When the United States Congress enacted the Fair Debt Collection Practices Act (FDCPA) in 1977, few states had any laws on the books protecting consumers against the aggressive tactics employed by unscrupulous third party debt collectors.
The FDCPA makes it unlawful for debt collectors to abuse and threaten consumers, as well as use deception to trick consumers into paying outstanding debts.
As one of the first states to address consumer law issues, Illinois passed legislation that filled in some of the legal holes left by the FDCPA. If Medical Recovery Specialists has contacted you regarding a delinquent debt, you enjoy several legal protections granted by the Illinois Fair Debt Collection Practices Act (IFDCPA).
A licensed FDCPA attorney can explain how Illinois law defines wage garnishment, debt collection fees, and statute of limitations.
The IFDCPA Sets a Statute of Limitations
Under the IFDCPA, third party debt collectors have a specified amount of time to collect debts defined by oral and written contracts. An Illinois court has ruled credit card debt is covered by an oral contract, which comes with a statute of limitations for collection of five years.
Written contracts in Illinois include personal bank loans. The IFDCPA mandates third party debt collectors have 10 years from the date of signing a binding contract to collect money owed on consumer debt.
Can a Debt Collector Charge Fee and Interest?
Third party debt collectors purchase debts from original creditors for a small percentage of what consumers owe. After taking over the collection of outstanding debts, many third party collectors add charges for processing paperwork.
Illinois consumer protection law permits third party debt collectors to charge fees and interest on delinquent debts, but only if consumers agree to the extra charges in writing.
Debt collectors in Illinois must abide by a 9% maximum interest charge, except in cases involving public sector borrowers such a school district of government agency.
Wage Garnishment in Illinois
The garnishment of wages can severely impact the capability of consumers to put food on the table and meet monthly housing expenses. However, third party debt collectors like Medical Recovery Specialists can seek court approved judgments that give the legal green right for garnishing consumer wages.
Illinois uses a formula that is 15% of a consumer’s disposable income or the total of the minimum wage times 45, whichever is the lower amount.
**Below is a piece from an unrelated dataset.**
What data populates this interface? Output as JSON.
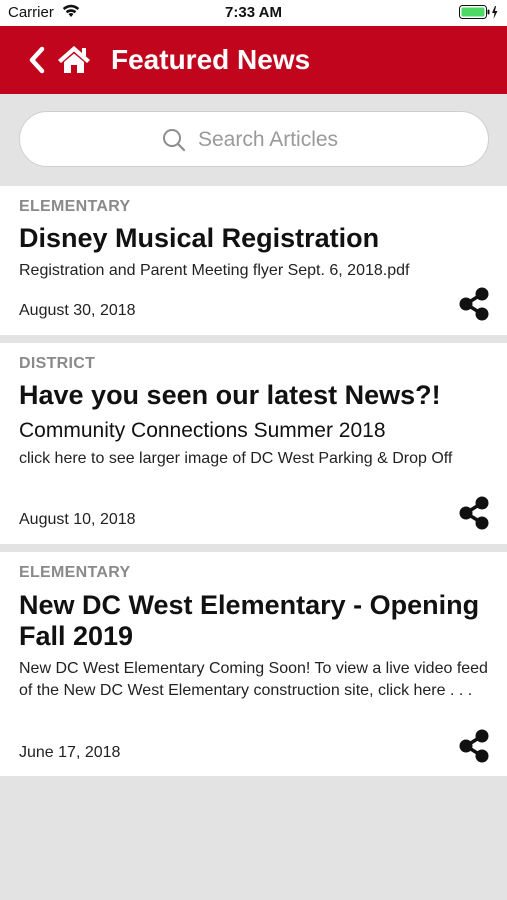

If the federal minimum wage is $9 and a consumer earns $1,000 per week in disposable income, a debt collector can garnish the lower amount of $150.
Work with a FDCPA Attorney to Protect Your Rights
Between the FDCPA and IFDCPA, consumers enjoy several legal protections against the unethical actions of third party debt collectors. The legal protections mean nothing until you seek the counsel of an experienced consumer protection law attorney that has litigated numerous debt collection cases.
Hiring a FDCPA attorney increases the legal odds in your favor when it comes time to file a claim in court against Medical Recovery Specialists.
*Disclaimer: The content of this article serves only to provide information and should not be constructed as legal advice. If you file a claim against Medical Recovery Specialists or any other third-party collection agency, you may not be entitled to any compensation.